In Search of Influential Academic Publications

Dated Jun 28, 2019; last modified on Sat, 25 Apr 2020

I recently downloaded citations data from Aminer . I seek interesting papers to read during my free time [note]. The database has the following structure:

Table Columns Remarks
papers paper_id, title, venue, year, number of citations, abstract 3,079,007 papers from 1936 to 2018
authors name, appearance order, paper_id 1,766,547 distinct names (out of 9,476,165 names)
paper_references paper_id, cited_paper_id 25,166,994 references

Approach 1: Citation Count

For one, we can answer that with a SQL query:

SELECT papers.* FROM papers ORDER BY papers.n_citation DESC LIMIT 10;

# Citations Title Year Format
73,362 Genetic Algorithms in Search, Optimization and Machine Learning 1989
42,508 Distinctive Image Features from Scale-Invariant Keypoints 2004
34,288 Bowling Alone: The Collapse and Revival of American Community 2000
33,016 LIBSVM: A library for support vector machines 2011
29,285 Reinforcement Learning: An Introduction 1999
28,679 Random Forests 2001
27,068 Perceived Usefulness, Perceived Ease of Use, and User Acceptance of Information Technology 1989
26,357 Ad-hoc On-demand Distance Vector Routing 1999
26,114 Support-Vector Networks 1995
25,835 Fuzzy Identification of Systems and Its Applications to Modeling and Control 1985

Huh, Aminer's dataset is incomplete. I expected to find Protein Measurement With the Folin Phenol Reagent , which according to Nature, had garnered 305,000 citations by 2014. Nonetheless, this blog post must go on.

Approach 2: PageRank

The Anatomy of a Large-Scale Hypertextual Web Search Engine presents Google's PageRank algorithm which counts the number and quality of links to a page to determine a rough estimate of how important the website is . Understandably, I'm not the only one to apply it to citation graphs, e.g. The Pagerank-Index: Going beyond Citation Counts in Quantifying Scientific Impact of Researchers . However, I'm interested in finding interesting papers, not scholars.

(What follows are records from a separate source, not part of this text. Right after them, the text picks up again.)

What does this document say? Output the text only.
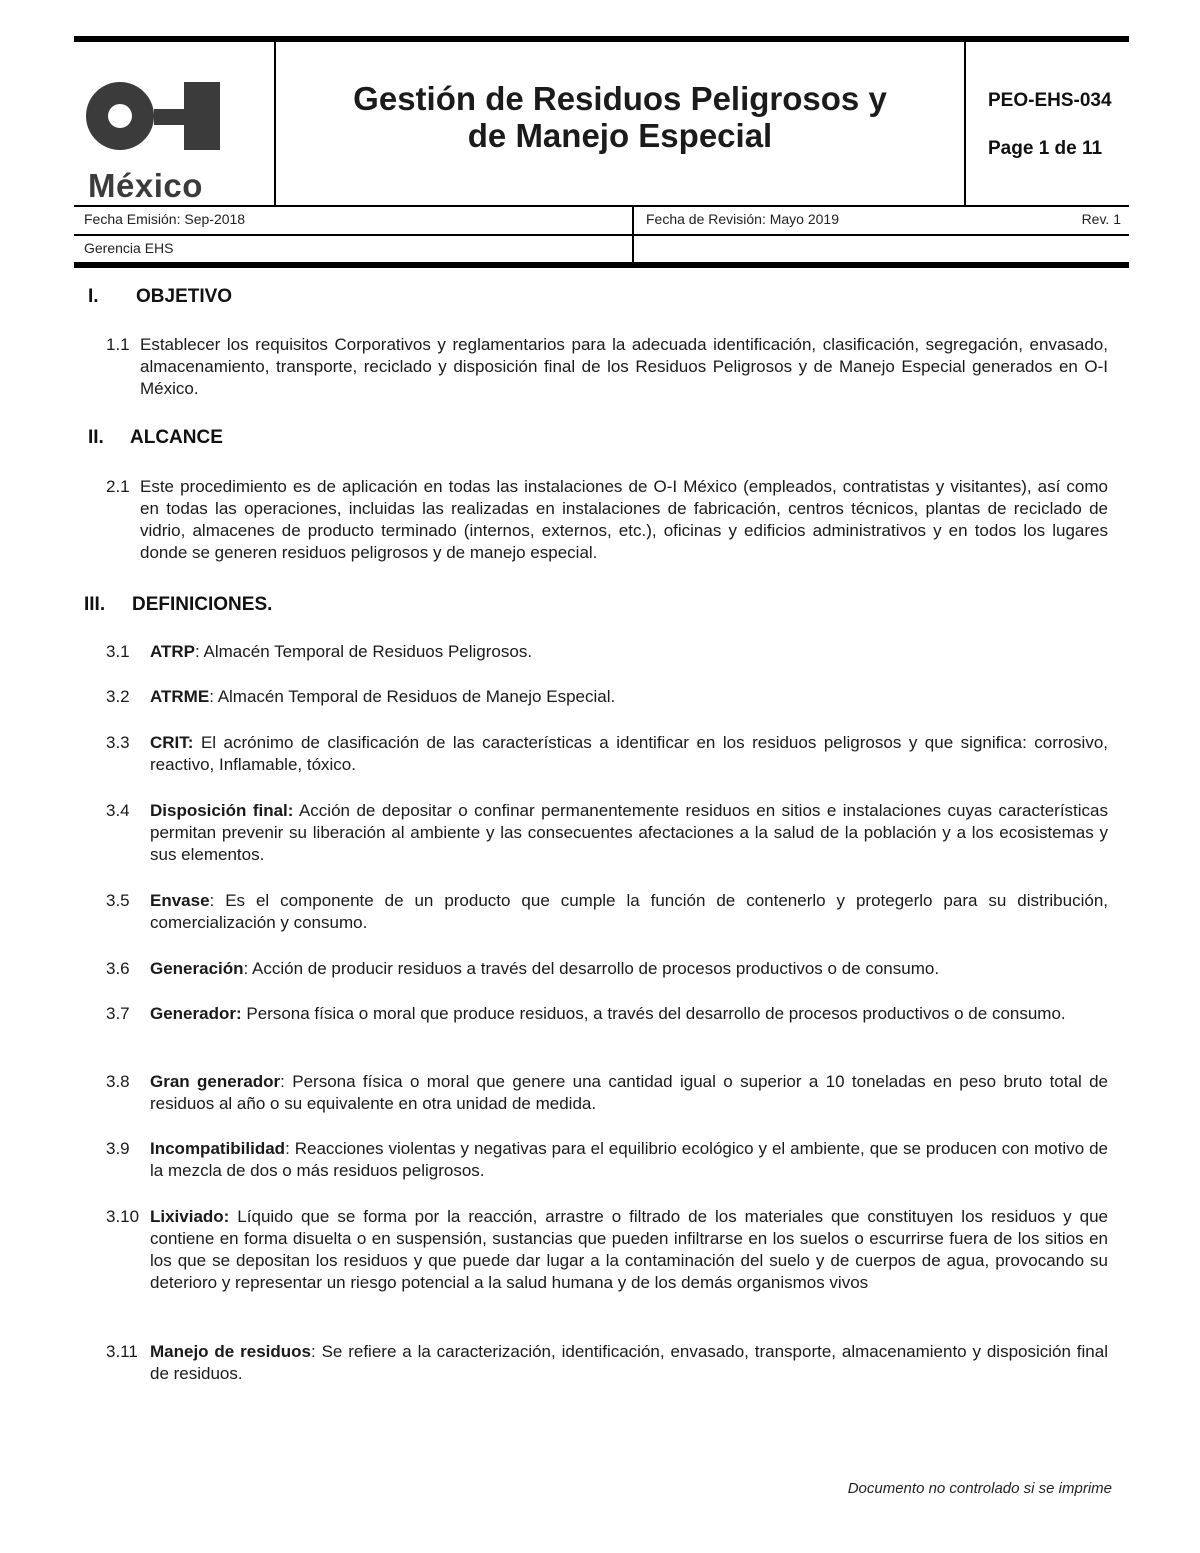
México
Gestión de Residuos Peligrosos y
de Manejo Especial
PEO-EHS-034
Page 1 de 11
Fecha Emisión: Sep-2018	Fecha de Revisión: Mayo 2019	Rev. 1
Gerencia EHS
I. OBJETIVO
1.1 Establecer los requisitos Corporativos y reglamentarios para la adecuada identificación, clasificación, segregación, envasado, almacenamiento, transporte, reciclado y disposición final de los Residuos Peligrosos y de Manejo Especial generados en O-I México.
II. ALCANCE
2.1 Este procedimiento es de aplicación en todas las instalaciones de O-I México (empleados, contratistas y visitantes), así como en todas las operaciones, incluidas las realizadas en instalaciones de fabricación, centros técnicos, plantas de reciclado de vidrio, almacenes de producto terminado (internos, externos, etc.), oficinas y edificios administrativos y en todos los lugares donde se generen residuos peligrosos y de manejo especial.
III. DEFINICIONES.
3.1 ATRP: Almacén Temporal de Residuos Peligrosos.
3.2 ATRME: Almacén Temporal de Residuos de Manejo Especial.
3.3 CRIT: El acrónimo de clasificación de las características a identificar en los residuos peligrosos y que significa: corrosivo, reactivo, Inflamable, tóxico.
3.4 Disposición final: Acción de depositar o confinar permanentemente residuos en sitios e instalaciones cuyas características permitan prevenir su liberación al ambiente y las consecuentes afectaciones a la salud de la población y a los ecosistemas y sus elementos.
3.5 Envase: Es el componente de un producto que cumple la función de contenerlo y protegerlo para su distribución, comercialización y consumo.
3.6 Generación: Acción de producir residuos a través del desarrollo de procesos productivos o de consumo.
3.7 Generador: Persona física o moral que produce residuos, a través del desarrollo de procesos productivos o de consumo.
3.8 Gran generador: Persona física o moral que genere una cantidad igual o superior a 10 toneladas en peso bruto total de residuos al año o su equivalente en otra unidad de medida.
3.9 Incompatibilidad: Reacciones violentas y negativas para el equilibrio ecológico y el ambiente, que se producen con motivo de la mezcla de dos o más residuos peligrosos.
3.10 Lixiviado: Líquido que se forma por la reacción, arrastre o filtrado de los materiales que constituyen los residuos y que contiene en forma disuelta o en suspensión, sustancias que pueden infiltrarse en los suelos o escurrirse fuera de los sitios en los que se depositan los residuos y que puede dar lugar a la contaminación del suelo y de cuerpos de agua, provocando su deterioro y representar un riesgo potencial a la salud humana y de los demás organismos vivos
3.11 Manejo de residuos: Se refiere a la caracterización, identificación, envasado, transporte, almacenamiento y disposición final de residuos.
Documento no controlado si se imprime
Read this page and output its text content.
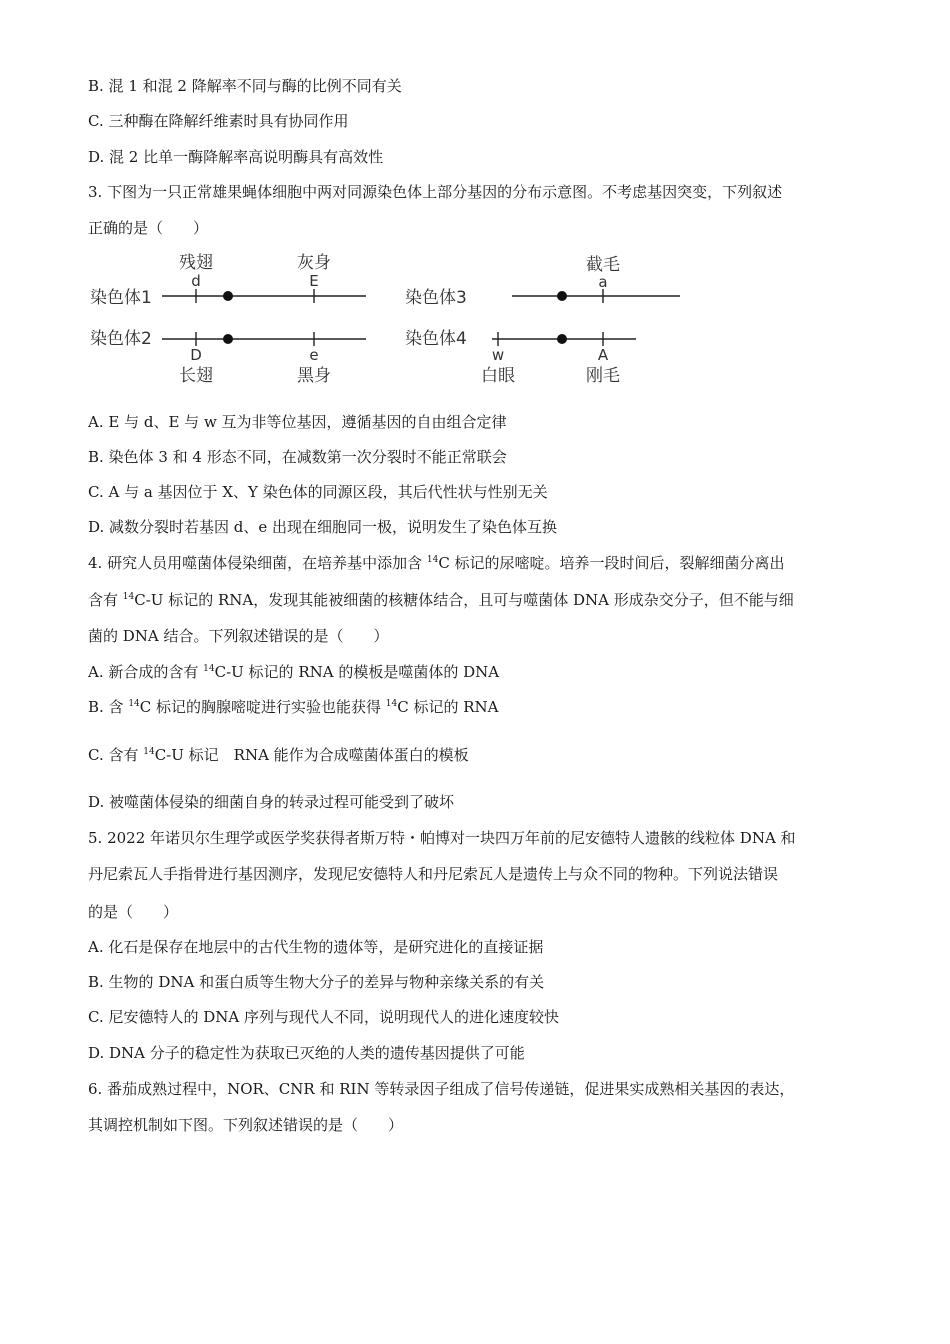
B. 混 1 和混 2 降解率不同与酶的比例不同有关
C. 三种酶在降解纤维素时具有协同作用
D. 混 2 比单一酶降解率高说明酶具有高效性
3. 下图为一只正常雄果蝇体细胞中两对同源染色体上部分基因的分布示意图。不考虑基因突变，下列叙述
正确的是（　　）
染色体1
残翅
d
灰身
E
染色体2
D
长翅
e
黑身
染色体3
截毛
a
染色体4
w
白眼
A
刚毛
A. E 与 d、E 与 w 互为非等位基因，遵循基因的自由组合定律
B. 染色体 3 和 4 形态不同，在减数第一次分裂时不能正常联会
C. A 与 a 基因位于 X、Y 染色体的同源区段，其后代性状与性别无关
D. 减数分裂时若基因 d、e 出现在细胞同一极，说明发生了染色体互换
4. 研究人员用噬菌体侵染细菌，在培养基中添加含 $^{14}$C 标记的尿嘧啶。培养一段时间后，裂解细菌分离出
含有 $^{14}$C-U 标记的 RNA，发现其能被细菌的核糖体结合，且可与噬菌体 DNA 形成杂交分子，但不能与细
菌的 DNA 结合。下列叙述错误的是（　　）
A. 新合成的含有 $^{14}$C-U 标记的 RNA 的模板是噬菌体的 DNA
B. 含 $^{14}$C 标记的胸腺嘧啶进行实验也能获得 $^{14}$C 标记的 RNA
C. 含有 $^{14}$C-U 标记　RNA 能作为合成噬菌体蛋白的模板
D. 被噬菌体侵染的细菌自身的转录过程可能受到了破坏
5. 2022 年诺贝尔生理学或医学奖获得者斯万特・帕博对一块四万年前的尼安德特人遗骸的线粒体 DNA 和
丹尼索瓦人手指骨进行基因测序，发现尼安德特人和丹尼索瓦人是遗传上与众不同的物种。下列说法错误
的是（　　）
A. 化石是保存在地层中的古代生物的遗体等，是研究进化的直接证据
B. 生物的 DNA 和蛋白质等生物大分子的差异与物种亲缘关系的有关
C. 尼安德特人的 DNA 序列与现代人不同，说明现代人的进化速度较快
D. DNA 分子的稳定性为获取已灭绝的人类的遗传基因提供了可能
6. 番茄成熟过程中，NOR、CNR 和 RIN 等转录因子组成了信号传递链，促进果实成熟相关基因的表达，
其调控机制如下图。下列叙述错误的是（　　）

NetworkX provides a good implementation of PageRank in Python, so I used that instead. To save on computational resources, I only considered publications that had either had \(\ge 100\) citations, or were cited by papers that had had \(\ge 100\) citations. Here are the results:

# Citations Title Year Format
73,362 Genetic Algorithms in Search, Optimization and Machine Learning 1989
13,227 The Design and Analysis of Computer Algorithms 1974
6,589 Probabilistic Reasoning in Intelligent Systems: Networks of Plausible Inference 1988
11,580 Reducibility among Combinatorial Problems 2010
21,256 Snakes: Active Contour Models 1988
17,064 New Directions in Cryptography 1976
6,906 C4.5: Programs for Machine Learning 1993
42,508 Distinctive Image Features from Scale-Invariant Keypoints 2004
18,861 A Method for Obtaining Digital Signatures and Public-Key Cryptosystems 1978
20,878 Introduction to Modern Information Retrieval 1986

I think the ranking is worthwhile. I recognize some influential publications on the list, e.g. RSA encryption, Diffie-Hellman key exchange and causal probability. That said, this isn't a definitive ranking for there are different variations of PageRank. For instance, there is a damping factor, \(d\), which is the probability that at each paper, the reader will get bored and instead of following a citation, pick a paper at random. I used \(d = 0.85\) as it was used in the original PageRank algorithm. Given the assumptions I've made, providing the top 15 results does the ranking no justice. I have thus availed the top 3,000 publications out of the 3,079,007. I bet most of the gems lie somewhere in there.